Traditional software has SBOMs. AI systems need equivalent provenance documentation — what NDAA and EU AI Act drafters are calling "AI-BOMs."


What the Framework Misses

The three-layer pattern (Guardrails → Judge → Human) monitors runtime behaviour. It doesn't address:

  1. Whether the model you're monitoring is the model you approved
  2. Whether the framework dependencies are trustworthy
  3. Whether the model weights have integrity

Runtime monitoring detects symptoms. Supply chain controls prevent the disease.


The Pattern

Control What It Does When
Model pinning Lock to specific model version/checkpoint Deployment
Dependency scanning Audit AI framework dependencies for vulnerabilities CI/CD
Weight verification Hash-based integrity checks on downloaded models Download + deployment
Provider change monitoring Detect when API-accessed models change behaviour Continuous
AI-BOM generation Document all AI components, versions, and sources Release
Shadow AI discovery Identify unsanctioned model usage across the enterprise Periodic

The Uncomfortable Truth

For API-accessed models (OpenAI, Anthropic, etc.), you cannot verify model integrity.
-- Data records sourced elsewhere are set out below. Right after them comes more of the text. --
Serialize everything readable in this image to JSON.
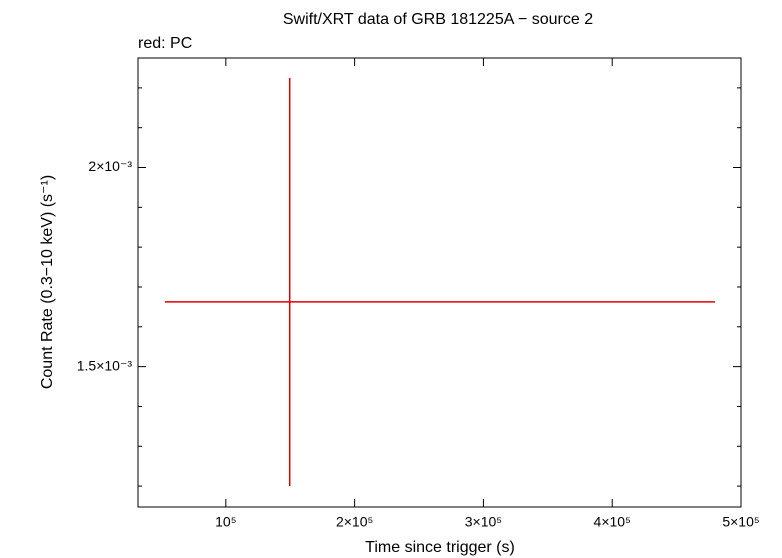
{
  "chart_data": {
    "type": "errorbar",
    "title": "Swift/XRT data of GRB 181225A − source 2",
    "subtitle": "red: PC",
    "x_label": "Time since trigger (s)",
    "y_label": "Count Rate (0.3−10 keV) (s⁻¹)",
    "xlim": [
      31800,
      500000
    ],
    "ylim": [
      0.0011475,
      0.002275
    ],
    "xticks": [
      {
        "value": 100000,
        "label": "10⁵"
      },
      {
        "value": 200000,
        "label": "2×10⁵"
      },
      {
        "value": 300000,
        "label": "3×10⁵"
      },
      {
        "value": 400000,
        "label": "4×10⁵"
      },
      {
        "value": 500000,
        "label": "5×10⁵"
      }
    ],
    "yticks": [
      {
        "value": 0.0015,
        "label": "1.5×10⁻³"
      },
      {
        "value": 0.002,
        "label": "2×10⁻³"
      }
    ],
    "yminorticks": [
      0.0012,
      0.0013,
      0.0014,
      0.0016,
      0.0017,
      0.0018,
      0.0019,
      0.0021,
      0.0022
    ],
    "series": [
      {
        "name": "PC",
        "color": "#e00000",
        "x": [
          149600
        ],
        "x_lower": [
          52700
        ],
        "x_upper": [
          479800
        ],
        "values": [
          0.0016625
        ],
        "y_lower": [
          0.0012
        ],
        "y_upper": [
          0.002225
        ]
      }
    ]
  }
}
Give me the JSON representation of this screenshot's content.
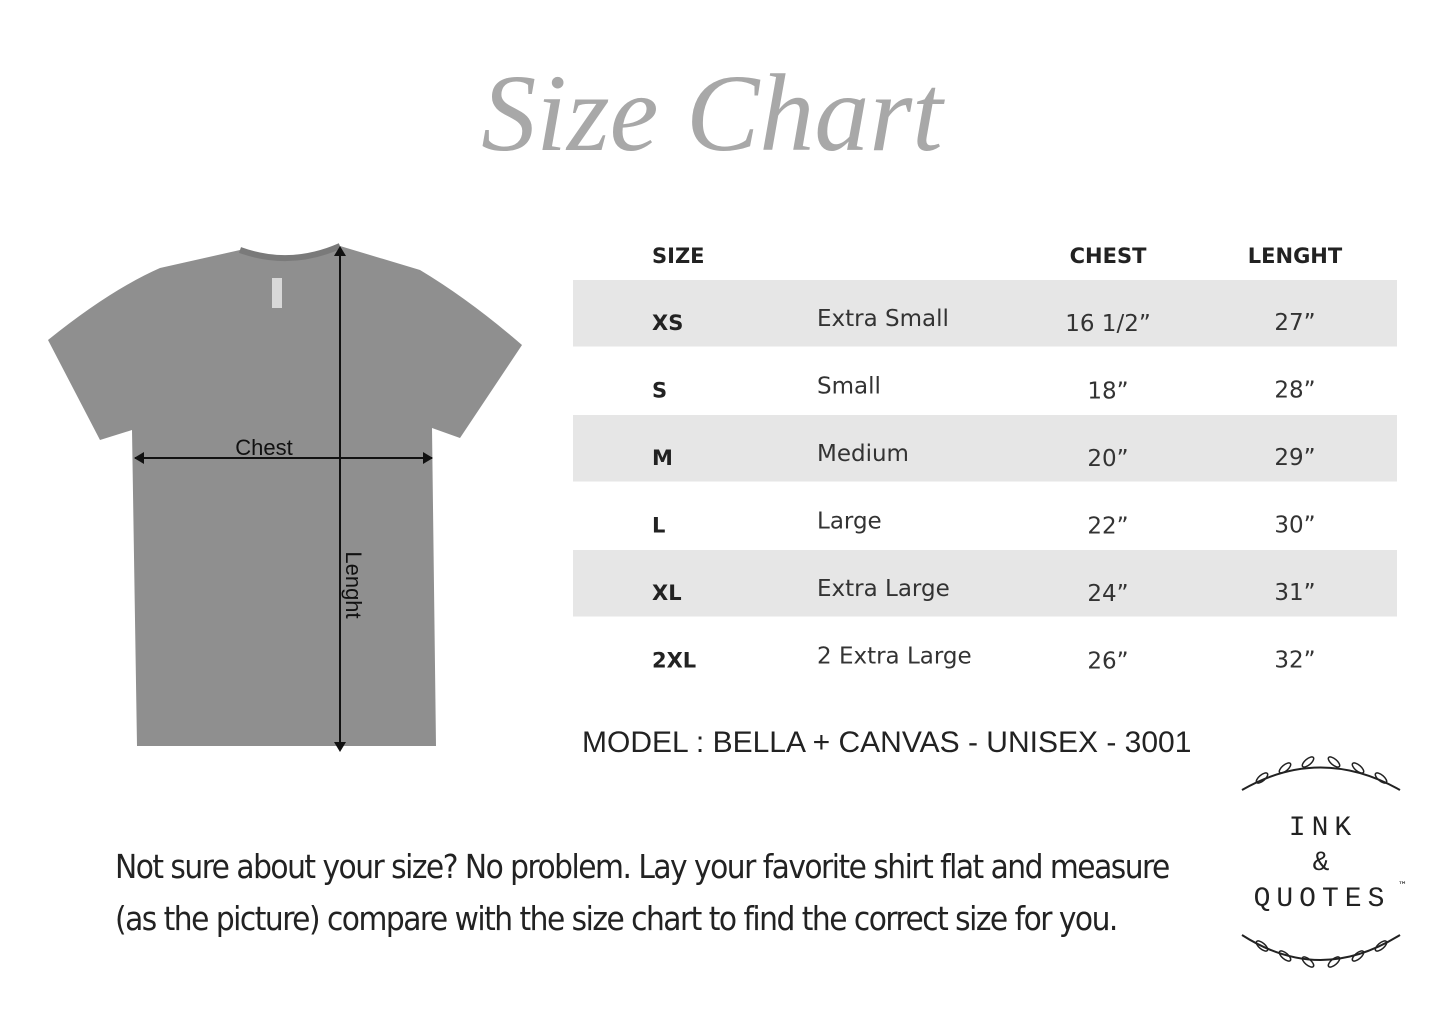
{
  "title": "Size Chart",
  "shirt": {
    "chest_label": "Chest",
    "length_label": "Lenght"
  },
  "table": {
    "headers": {
      "size": "SIZE",
      "chest": "CHEST",
      "length": "LENGHT"
    },
    "rows": [
      [
        "XS",
        "Extra Small",
        "16 1/2”",
        "27”"
      ],
      [
        "S",
        "Small",
        "18”",
        "28”"
      ],
      [
        "M",
        "Medium",
        "20”",
        "29”"
      ],
      [
        "L",
        "Large",
        "22”",
        "30”"
      ],
      [
        "XL",
        "Extra Large",
        "24”",
        "31”"
      ],
      [
        "2XL",
        "2 Extra Large",
        "26”",
        "32”"
      ]
    ]
  },
  "model": "MODEL : BELLA + CANVAS  - UNISEX - 3001",
  "note": [
    "Not sure about your size? No problem. Lay your favorite shirt flat and measure",
    "(as the picture) compare with the size chart to find the correct size for you."
  ],
  "logo": {
    "line1": "INK",
    "line2": "&",
    "line3": "QUOTES",
    "mark": "™"
  }
}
You are trusting the provider. Your controls are:

  1. Contractual — SLAs that require change notification
  2. Behavioral — Continuous evaluation that detects drift (this is where the Judge helps)
  3. Architectural — Abstraction layers that let you switch providers if trust breaks

For self-hosted models, you have more control but more responsibility. You own the full chain from download to deployment.

Neither is inherently safer. Both need explicit controls.

AI Runtime Behaviour Security, 2026 (Jonathan Gill).